The 2nd and 3rd grade rooms were next in which we were glad to receive a similar welcome. Lacking many comforts of life, as they come from the surrounding slum, they were not lacking in energy. Wow. After Sister Donatella gave us a tour of the rest of the compound, we circled back to the kindergarten room where we joined Mrs. Jaclyn, the kindergarten teacher, in her lesson. With a stick, she was pointing to a bulletin board with hand-drawn household items and the English word printed over them. Inviting us to lead by handing me the stick, I pointed at each item, impressed at the volume of their memorized response. After working through similar bulletin boards on jobs, fruits, and numbers up to twenty, we began letter sounds in English. It was interesting to see the African accent of English being formed right before our eyes. “Letter A...sound ahh,” said the teacher, pointed with that useful stick.
After “Letter Z...sound zzz,” I asked the teacher if I could sing a song with them. We then sang “Rise and Shine,” a song with verses about the story of Noah. I recounted bits and pieces of the story, with the arc and the animals, and the dove on dry land, bit by bit, after which Mrs. Jaclyn translated the story into Swahili for the children. At this point in their education, Swahili was a better avenue for oral transmission of a narrative. You know, when I initially learned that song working at The Pines Camp in Texas, I never expected to be teaching it here in this situation. But hey, it was fun.

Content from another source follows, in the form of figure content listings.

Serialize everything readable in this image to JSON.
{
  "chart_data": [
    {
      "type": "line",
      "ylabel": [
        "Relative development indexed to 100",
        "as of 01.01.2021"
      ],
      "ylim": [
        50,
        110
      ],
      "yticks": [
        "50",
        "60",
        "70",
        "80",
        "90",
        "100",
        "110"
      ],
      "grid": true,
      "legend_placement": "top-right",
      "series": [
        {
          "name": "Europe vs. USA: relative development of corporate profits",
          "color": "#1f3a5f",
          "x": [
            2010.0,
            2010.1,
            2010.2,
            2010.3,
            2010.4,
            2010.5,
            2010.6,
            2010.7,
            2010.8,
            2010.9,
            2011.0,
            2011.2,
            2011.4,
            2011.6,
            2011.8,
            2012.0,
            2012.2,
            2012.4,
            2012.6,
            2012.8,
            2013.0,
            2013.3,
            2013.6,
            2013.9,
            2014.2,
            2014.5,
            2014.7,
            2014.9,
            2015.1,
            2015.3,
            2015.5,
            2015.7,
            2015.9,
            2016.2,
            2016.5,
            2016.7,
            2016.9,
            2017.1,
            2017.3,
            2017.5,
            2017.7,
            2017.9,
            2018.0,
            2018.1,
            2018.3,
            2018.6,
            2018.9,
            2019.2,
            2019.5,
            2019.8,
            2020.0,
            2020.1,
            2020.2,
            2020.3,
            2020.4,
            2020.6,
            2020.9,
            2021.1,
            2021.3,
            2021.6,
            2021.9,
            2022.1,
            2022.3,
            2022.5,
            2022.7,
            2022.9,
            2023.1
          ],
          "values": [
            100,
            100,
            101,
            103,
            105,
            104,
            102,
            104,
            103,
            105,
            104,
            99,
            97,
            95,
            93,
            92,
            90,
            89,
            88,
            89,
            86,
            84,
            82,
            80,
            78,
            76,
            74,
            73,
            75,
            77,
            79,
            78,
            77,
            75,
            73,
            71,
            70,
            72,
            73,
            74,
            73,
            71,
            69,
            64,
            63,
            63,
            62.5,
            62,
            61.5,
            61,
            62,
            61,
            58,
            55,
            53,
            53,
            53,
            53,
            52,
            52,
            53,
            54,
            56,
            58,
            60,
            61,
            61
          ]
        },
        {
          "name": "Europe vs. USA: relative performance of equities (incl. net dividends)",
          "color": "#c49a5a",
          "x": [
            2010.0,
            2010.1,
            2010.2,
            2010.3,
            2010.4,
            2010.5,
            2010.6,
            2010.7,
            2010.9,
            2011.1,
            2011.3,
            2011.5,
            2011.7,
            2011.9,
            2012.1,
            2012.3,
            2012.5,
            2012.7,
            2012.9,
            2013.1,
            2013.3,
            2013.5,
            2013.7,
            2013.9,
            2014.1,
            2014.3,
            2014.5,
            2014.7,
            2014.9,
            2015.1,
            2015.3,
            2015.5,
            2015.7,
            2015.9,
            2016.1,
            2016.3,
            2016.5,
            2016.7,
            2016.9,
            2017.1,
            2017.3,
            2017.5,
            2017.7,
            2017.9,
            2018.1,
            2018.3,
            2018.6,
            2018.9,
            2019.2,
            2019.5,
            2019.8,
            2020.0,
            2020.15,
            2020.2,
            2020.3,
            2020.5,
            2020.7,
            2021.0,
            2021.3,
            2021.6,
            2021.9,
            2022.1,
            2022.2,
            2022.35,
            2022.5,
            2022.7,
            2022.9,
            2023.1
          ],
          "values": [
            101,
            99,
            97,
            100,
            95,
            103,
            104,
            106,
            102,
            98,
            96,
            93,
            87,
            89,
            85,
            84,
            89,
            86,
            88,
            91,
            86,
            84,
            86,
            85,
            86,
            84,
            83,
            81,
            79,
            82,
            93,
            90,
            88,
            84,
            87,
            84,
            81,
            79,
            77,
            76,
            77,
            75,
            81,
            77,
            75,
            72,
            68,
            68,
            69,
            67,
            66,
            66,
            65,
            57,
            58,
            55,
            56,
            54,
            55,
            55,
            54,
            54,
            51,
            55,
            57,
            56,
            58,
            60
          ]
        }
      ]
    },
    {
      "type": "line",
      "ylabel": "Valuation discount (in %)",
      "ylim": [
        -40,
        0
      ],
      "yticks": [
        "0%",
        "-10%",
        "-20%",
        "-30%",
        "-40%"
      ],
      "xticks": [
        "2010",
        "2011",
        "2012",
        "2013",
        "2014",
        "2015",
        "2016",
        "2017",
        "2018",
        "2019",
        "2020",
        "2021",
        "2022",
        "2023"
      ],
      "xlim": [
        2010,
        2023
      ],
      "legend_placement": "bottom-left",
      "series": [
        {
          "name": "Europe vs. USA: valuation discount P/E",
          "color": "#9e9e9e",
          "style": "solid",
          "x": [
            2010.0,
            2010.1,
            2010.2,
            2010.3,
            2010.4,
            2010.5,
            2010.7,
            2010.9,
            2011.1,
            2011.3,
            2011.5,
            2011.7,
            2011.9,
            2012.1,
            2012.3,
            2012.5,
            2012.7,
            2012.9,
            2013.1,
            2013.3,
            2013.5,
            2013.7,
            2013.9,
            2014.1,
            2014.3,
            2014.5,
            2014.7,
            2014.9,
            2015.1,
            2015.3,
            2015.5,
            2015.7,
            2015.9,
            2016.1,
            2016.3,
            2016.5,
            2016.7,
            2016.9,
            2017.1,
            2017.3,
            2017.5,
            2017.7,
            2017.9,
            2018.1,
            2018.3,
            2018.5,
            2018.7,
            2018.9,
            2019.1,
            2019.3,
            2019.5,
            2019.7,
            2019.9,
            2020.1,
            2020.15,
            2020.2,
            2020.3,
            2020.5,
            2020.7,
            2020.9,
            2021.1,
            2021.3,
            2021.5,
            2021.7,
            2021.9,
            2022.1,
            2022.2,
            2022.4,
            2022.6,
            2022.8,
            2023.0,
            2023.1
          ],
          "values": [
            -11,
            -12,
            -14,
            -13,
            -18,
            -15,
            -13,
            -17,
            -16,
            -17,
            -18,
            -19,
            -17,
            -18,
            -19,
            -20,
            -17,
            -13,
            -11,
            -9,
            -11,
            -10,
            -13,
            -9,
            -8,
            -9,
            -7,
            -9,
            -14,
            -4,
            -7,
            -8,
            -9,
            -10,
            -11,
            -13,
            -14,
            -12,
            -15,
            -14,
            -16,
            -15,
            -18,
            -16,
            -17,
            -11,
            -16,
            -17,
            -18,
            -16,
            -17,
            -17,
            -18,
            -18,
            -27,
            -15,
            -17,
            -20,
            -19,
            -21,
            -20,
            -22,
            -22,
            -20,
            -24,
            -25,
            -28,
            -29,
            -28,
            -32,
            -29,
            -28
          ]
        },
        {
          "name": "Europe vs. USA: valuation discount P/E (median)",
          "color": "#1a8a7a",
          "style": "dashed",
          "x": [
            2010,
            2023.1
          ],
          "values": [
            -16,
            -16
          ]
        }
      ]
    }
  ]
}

Signaling it was time to go outside, we followed Mrs. Jaclyn into the courtyard where the kids from the other class were congregating. Close to lunchtime by now, we figured they were saying grace together before getting their food. In the stone yard in front of the grotto, the 160 boys and girls, of the age range of the school, began saying the Apostles Creed in Swahili with a picture of Mother Teresa and the Divine Mercy image visible on the wall in the background. After saying an Our Father, and Hail Mary, they began the prayers of the Divine Mercy Chaplet in English. Could they be saying the Chaplet as a school now? Sure enough, they were.
Talk about a moment of grace, standing there with the kids in lines before us, still peering across the yard to make eye contact with us, sun shining down, and listening to them pray the words, “For the sake of his sorrowful passion, have mercy on us and on the whole world.” Noting that the clean blue fence on the hill was the separation from the surrounding Kibera slum, I couldn’t help but notice the need for mercy and the purity of the prayer of these children. “And on the whole world.” These kids, growing up in a place so far, literally and figuratively, from my own upbringing, were praising Jesus by their prayer and humbly asking for his mercy and protection.
As sister would tell us later, the meal they would have of ugali, greens, and a little meat was the biggest meal, and sometimes the only meal, they would have for the rest of the day, depending on their family situation in the slum. Yet, they prayed that prayer with a strong voice and trust. They had energy and enthusiasm in their prayer. And, when we sat down with them on the concrete as they ate their ugali, they were so glad to shake our hands, share their names, and make us feel welcomed in their little school.
As Jesus said, “Let the children come to me, and do not prevent them; for the kingdom of heaven belongs to such as these.” Matthew 19:14.